Modern Sleep Research and Dreams
The more that dream research gets out of the hands of practitioners who work daily with people and their dreams, the more brittle the writing gets. The following snippet of a dream paper by J. Allan Hobson, one of the more respected names in positivist dream research, gives a strong hint at why this writer prefers books and monographs of clinical experience over current reductionist sleep research:
It is thus clear that enhanced dopaminergic transmission can reduce as well as enhance dreaming. If dopamine were running the dream show via its stimulation of the mesolimbic reward system, wouldn’t we expect a predominance of elation and other positive emotions in dreams? In contrast, it is often negative emotions, particularly fear and anxiety, which predominate in normal dreaming (e.g., Merritt et al., 1994) while L-Dopa increases negative emotional content or enhances affectively neutral imagery (Hartmann et al., 1980; Nausieda et al., 1982). Fear and anxiety are mediated by the amygdala (LeDoux, 1996), a structure also active in REM (Braun et al., 1997; Maquet et al., 1996), which again points away from the mesolimbic reward system and toward other limbic circuits in the mediation of dreaming. We suspect that a wide variety of drug-induced disruptions of normal neuromodulatory balance may lead to alterations in dreaming and that normal dreaming cannot be attributed to any single neuromodulatory system. For example, there are decreases in both serotonergic and noradrenergic functioning in Parkinson’s disease (Valldeorriola et al., 1997; Narabayashi, 1999) which may, in turn, enhance dreaming during REM by further decreasing the attenuated serotonergic and noradrenergic inhibition of cholinergic activation already occurring at this stage of sleep (Hobson, Stickgold, and Pace-Schott, 1998). (Nausieda et al., 1982, also suggested a role for serotonin in L-Dopa-enhanced dreaming.) In addition, induction of nightmares very commonly accompanies treatment with beta-blockers which postsynaptically attenuate noradrenergic neurotransmission (Thompson and Pierce, 1999) further supporting our proposed mediation of dream effects by aminergic-cholinergic interaction. Additional suggestion of cholinergic mediation in some drug-induced dream abnormalities are reports of nightmares associated with cholinesterase inhibitors such as donezipil and tacrine (PDR, 1999), enhanced dreaming by physostigmine (Sitaram, Moore, and Gillin, 1978), and the nightmares accompanying REM rebound during sedative withdrawal (Manfridi and Kales, 1987). In addition, sedating drugs (Gaillard and Phillippeau, 1976) as well as drugs with no known CNS effects (Thompson and Pierce, 1999) have been shown to induce nightmares.
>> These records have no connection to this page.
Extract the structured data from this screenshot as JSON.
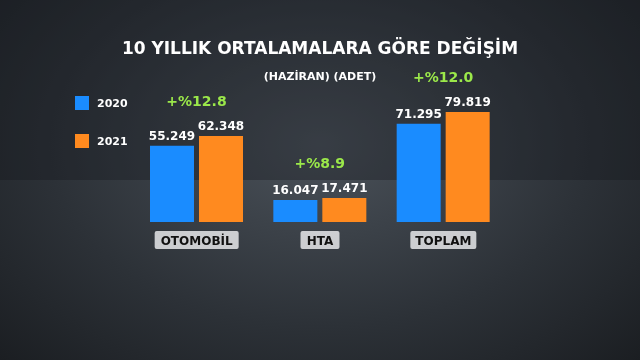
{
  "chart_data": {
    "type": "bar",
    "title": "10 YILLIK ORTALAMALARA GÖRE DEĞİŞİM",
    "subtitle": "(HAZİRAN) (ADET)",
    "categories": [
      "OTOMOBİL",
      "HTA",
      "TOPLAM"
    ],
    "series": [
      {
        "name": "2020",
        "color": "#1a8cff",
        "values": [
          55249,
          16047,
          71295
        ],
        "value_labels": [
          "55.249",
          "16.047",
          "71.295"
        ]
      },
      {
        "name": "2021",
        "color": "#ff8a1f",
        "values": [
          62348,
          17471,
          79819
        ],
        "value_labels": [
          "62.348",
          "17.471",
          "79.819"
        ]
      }
    ],
    "annotations": [
      "+%12.8",
      "+%8.9",
      "+%12.0"
    ],
    "data_labels": true,
    "legend": "top-left",
    "tick_labels": "x"
  }
}
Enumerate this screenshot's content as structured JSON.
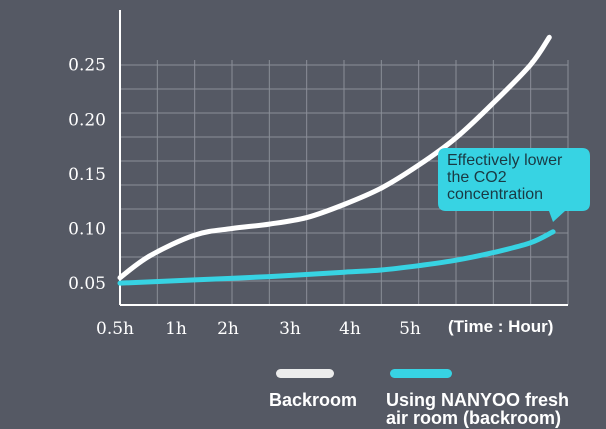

Sorry to subject you to that; but for some folks, dreams are more about firing neurons and residual emotion than about meaning particular to an individual. This post shamelessly asserts that we all have neurons, they all fire with more or less the same frequency or effect, but that the images vary significantly from person to person because of their experience. When I read my own dream journals from the 1990s, I have a much more exact diary than if I had kept a memory book of events that occurred to me. My hope for those of you who start or renew dream journaling is that you will develop a body of work that tells you what is “up” for you to pay attention to in your life, and that the journal itself will keep fresh for you the images that can help you move forward in your life.